Hi! Thank you for the interest and the questions.

  1. The UMLS big model doesn’t seem to be trained on the diabetes concept. While I don’t know why that would be (it is mentioned quite a lot in the MIMIC-III training data), given it’s not received training, the result is not unexpected since the model doesn’t know the context in which to expect it.

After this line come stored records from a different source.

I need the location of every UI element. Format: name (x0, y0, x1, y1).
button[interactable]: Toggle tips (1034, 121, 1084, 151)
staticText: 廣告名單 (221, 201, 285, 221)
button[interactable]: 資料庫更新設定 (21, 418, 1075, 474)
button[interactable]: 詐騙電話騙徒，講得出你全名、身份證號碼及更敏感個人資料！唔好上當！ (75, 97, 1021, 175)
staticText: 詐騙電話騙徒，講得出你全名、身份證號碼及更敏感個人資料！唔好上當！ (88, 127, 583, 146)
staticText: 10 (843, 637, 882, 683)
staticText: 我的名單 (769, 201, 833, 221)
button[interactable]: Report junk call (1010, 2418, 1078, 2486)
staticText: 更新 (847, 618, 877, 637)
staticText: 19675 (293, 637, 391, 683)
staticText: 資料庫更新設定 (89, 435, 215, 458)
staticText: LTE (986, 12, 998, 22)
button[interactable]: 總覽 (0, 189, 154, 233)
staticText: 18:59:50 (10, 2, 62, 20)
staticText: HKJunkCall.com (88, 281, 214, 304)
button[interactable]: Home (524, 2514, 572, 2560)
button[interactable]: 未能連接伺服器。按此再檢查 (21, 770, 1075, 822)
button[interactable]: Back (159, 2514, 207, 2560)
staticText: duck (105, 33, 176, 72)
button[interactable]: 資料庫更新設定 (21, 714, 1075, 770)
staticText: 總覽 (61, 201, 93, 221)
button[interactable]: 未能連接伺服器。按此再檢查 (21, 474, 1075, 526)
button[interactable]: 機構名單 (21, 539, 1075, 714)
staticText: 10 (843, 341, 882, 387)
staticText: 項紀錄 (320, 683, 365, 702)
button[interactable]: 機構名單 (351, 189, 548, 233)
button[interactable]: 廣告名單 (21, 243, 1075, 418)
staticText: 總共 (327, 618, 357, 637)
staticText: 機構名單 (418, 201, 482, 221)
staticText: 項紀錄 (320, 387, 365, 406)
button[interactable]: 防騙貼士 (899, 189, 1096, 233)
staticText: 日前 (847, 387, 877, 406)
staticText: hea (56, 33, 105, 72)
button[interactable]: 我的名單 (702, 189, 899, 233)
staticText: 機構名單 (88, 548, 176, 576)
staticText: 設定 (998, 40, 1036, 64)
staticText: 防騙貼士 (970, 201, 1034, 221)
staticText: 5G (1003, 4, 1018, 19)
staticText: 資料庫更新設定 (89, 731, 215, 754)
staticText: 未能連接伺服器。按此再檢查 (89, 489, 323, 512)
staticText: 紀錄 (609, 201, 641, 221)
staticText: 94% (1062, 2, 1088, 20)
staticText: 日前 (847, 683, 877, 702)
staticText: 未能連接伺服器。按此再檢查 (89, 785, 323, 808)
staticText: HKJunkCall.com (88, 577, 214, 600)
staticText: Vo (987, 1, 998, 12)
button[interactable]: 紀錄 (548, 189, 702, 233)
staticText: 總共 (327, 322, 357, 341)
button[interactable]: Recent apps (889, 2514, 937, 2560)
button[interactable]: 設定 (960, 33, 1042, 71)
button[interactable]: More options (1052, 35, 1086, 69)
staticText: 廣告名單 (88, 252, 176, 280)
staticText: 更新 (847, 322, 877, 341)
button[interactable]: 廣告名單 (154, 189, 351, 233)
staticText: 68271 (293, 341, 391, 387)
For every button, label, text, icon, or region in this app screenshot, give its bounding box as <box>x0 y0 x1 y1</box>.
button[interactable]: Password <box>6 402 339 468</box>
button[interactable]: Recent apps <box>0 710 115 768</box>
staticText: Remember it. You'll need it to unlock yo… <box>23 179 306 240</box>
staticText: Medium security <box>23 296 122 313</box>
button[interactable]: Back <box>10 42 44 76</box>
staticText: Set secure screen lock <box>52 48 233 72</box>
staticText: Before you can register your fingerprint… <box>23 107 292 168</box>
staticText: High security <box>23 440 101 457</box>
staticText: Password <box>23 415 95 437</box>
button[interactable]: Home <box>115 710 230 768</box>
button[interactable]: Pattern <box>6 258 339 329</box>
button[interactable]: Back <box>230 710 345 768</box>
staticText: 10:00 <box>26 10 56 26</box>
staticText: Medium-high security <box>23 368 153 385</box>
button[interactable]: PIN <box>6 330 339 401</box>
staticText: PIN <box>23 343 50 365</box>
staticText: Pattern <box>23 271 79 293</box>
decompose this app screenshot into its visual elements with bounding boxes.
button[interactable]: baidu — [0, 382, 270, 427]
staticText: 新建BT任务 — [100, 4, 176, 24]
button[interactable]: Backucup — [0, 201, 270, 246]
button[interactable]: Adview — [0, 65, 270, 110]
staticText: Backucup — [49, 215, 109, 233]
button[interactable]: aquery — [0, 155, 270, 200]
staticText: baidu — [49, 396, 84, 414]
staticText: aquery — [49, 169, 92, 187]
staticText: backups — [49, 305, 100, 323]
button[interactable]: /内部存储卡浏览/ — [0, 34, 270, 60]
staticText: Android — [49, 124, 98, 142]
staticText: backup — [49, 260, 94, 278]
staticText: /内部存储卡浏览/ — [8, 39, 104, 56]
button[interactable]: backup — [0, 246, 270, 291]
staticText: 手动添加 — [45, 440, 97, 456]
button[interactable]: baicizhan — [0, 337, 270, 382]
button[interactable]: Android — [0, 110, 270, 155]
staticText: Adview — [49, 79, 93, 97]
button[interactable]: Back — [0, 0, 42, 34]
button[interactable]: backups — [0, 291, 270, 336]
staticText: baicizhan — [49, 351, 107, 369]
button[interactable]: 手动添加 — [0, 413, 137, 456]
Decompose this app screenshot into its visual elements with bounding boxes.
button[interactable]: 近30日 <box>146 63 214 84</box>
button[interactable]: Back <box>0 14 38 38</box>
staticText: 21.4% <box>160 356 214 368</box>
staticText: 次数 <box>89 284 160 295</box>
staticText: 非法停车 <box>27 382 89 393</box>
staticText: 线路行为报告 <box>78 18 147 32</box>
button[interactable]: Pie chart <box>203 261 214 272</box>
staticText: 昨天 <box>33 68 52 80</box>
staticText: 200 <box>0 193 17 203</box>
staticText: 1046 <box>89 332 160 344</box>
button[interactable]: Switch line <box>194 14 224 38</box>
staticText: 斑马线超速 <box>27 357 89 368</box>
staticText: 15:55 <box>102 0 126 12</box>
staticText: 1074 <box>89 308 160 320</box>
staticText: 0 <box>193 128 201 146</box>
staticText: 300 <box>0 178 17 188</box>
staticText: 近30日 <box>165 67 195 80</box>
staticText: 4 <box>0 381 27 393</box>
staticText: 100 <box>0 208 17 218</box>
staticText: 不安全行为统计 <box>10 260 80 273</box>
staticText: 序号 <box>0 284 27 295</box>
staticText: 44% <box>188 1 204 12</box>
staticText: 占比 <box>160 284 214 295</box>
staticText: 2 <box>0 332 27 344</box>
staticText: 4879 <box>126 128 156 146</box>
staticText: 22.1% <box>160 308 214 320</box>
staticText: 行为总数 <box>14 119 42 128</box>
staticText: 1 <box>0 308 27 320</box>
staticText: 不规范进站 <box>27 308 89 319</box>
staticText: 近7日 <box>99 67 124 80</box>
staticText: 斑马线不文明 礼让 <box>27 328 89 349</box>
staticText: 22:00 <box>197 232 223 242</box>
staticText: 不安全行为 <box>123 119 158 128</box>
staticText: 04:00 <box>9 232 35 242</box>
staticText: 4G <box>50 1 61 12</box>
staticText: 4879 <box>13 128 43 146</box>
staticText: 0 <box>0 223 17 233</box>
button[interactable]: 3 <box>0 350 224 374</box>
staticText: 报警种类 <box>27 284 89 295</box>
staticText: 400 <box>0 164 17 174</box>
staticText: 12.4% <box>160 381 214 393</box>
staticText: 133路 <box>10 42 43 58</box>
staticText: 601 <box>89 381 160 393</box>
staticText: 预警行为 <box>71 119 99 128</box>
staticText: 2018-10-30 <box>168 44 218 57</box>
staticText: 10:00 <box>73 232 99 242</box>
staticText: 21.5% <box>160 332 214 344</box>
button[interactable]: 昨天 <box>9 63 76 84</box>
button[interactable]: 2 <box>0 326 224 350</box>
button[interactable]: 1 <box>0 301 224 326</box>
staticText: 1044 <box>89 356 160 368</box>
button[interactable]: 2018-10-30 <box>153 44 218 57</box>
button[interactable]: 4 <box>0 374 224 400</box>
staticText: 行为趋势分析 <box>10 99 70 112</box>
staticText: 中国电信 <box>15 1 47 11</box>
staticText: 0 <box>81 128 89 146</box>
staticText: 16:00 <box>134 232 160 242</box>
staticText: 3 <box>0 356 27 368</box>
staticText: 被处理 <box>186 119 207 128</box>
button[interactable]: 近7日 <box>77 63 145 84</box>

    • You can check how much training a CUI has received by checking cat.cdb.cui2count_train[cui], though note that you may want to check if the CUI is in the dict first since it won’t be if it’s received no training
      • If you don’t know the CUI for a concept/name, you can find it from cat.cdb.name2cuis[name] - though do bare in mind that many names are ambiguous and may refer to multiple concepts
    • You can also use cat.cdb.name2count_train in a similar manner for the name
    • Here’s some (20) of the most-trained concepts for this model, along with their corresponding names and train counts:
      • C0392360 (rationale, indication, with~indication, indication~of~contextual~qualifier, indications, reasons, reason, justification) 1202508
        C4288581 (notable, noted ) 880647
        C2826258 (subject~continuance, cont ) 810844
        C0205397 (seen ) 669220
        C4745084 (medical~condition ) 500584
        C0587081 (laboratory~report, lab~findings, interpretation~laboratory~test, laboratory~findings, interpretation~laboratory~tests, laboratory~test~observations, laboratory~test~interpretation, laboratory~test~finding, interpretation~of~laboratory~tests, test~result, laboratory~test~observation, labs, interpretation~of~laboratory~test, laboratory~finding, lab~finding, lab~result, laboratory~test~findings, laboratory~test~result) 468121
        C0043084 (weanings, wean, weaning, ablactation, weaned) 398961
        C0184666 (admitting, admission, admits, hospital~admissions, admissions, hospital~admission, admit~to~hospital, admissions~hospital, admit, admission~to~hospital, admission~hospital, admitted~hospital, hospitalization~admission, admitted) 388589
        C1514756 (receiving, receive, received ) 386376
        C1533810 (placement, placed, placement~action, place) 379965
        C5553941 (aper, specimen~appearance~assessment, specimen~appearance, appear, appearance) 359490
        C1292718 (is~a, is~a~attribute ) 357654
        C2986914 (nonclinical~study~title, stitle ) 356354
        C0746591 (mitral ) 341402
        C0220825 (evaluation~procedure, evaluations, assessment, evaluate, evaluated, investigation, effectiveness~assessment, evaluation, efficacy~assessment) 334406
        C2081612 (explanation~of~plan~:~medication, medication~:, plan~:~medication~treatment, plan~:~medication) 324319
        C0699992 (lasix ) 317946
        C4698386 (intubated ) 307567
        C1707455 (compare, comparison, compared ) 304762
        C2317096 (spo2~saturation~of~peripheral~oxygen, peripheral~oxygen~saturation, spo2, saturation~of~peripheral~oxygen) 292541

    • As such, the following (nonsensical) sentence does correctly work for NER:
      • Hospital admissions have been going up due to lab funding going down
      • {'entities': {0: {'pretty_name': 'Hospital Environment', 'cui': 'C0019994', 'type_ids': ['T073', 'T093'], 'types': ['', ''], 'source_value': 'Hospital', 'detected_name': 'hospital', 'acc': 0.99, 'context_similarity': 0.99, 'start': 0, 'end': 8, 'icd10': [], 'ontologies': ['NCI', 'MEDLINEPLUS', 'SNOMEDCT_US', 'RCD', 'CHV', 'PSY', 'LCH', 'LNC', 'NCI_FDA', 'CSP', 'MTH', 'HL7V3.0', 'MSH', 'LCH_NW', 'NCI_CDISC', 'AOD', 'SNMI'], 'snomed': [], 'id': 0, 'meta_anns': {}}}, 'tokens': []}
  2. This is a known issue (e.g MedCAT model for SNOMED-CT).
    • Older models initialised something as a set where a dict was expected
      • And newer versions catch this discrepency
    • The current fix (for medcat 1.8.0+) is to run:
      • python -m medcat.utils.versioning fix-config <model_pack_path> <new_model_pack_path>
    • We have patched this in the current development branch but have yet to release it (probably soon in 1.10.0).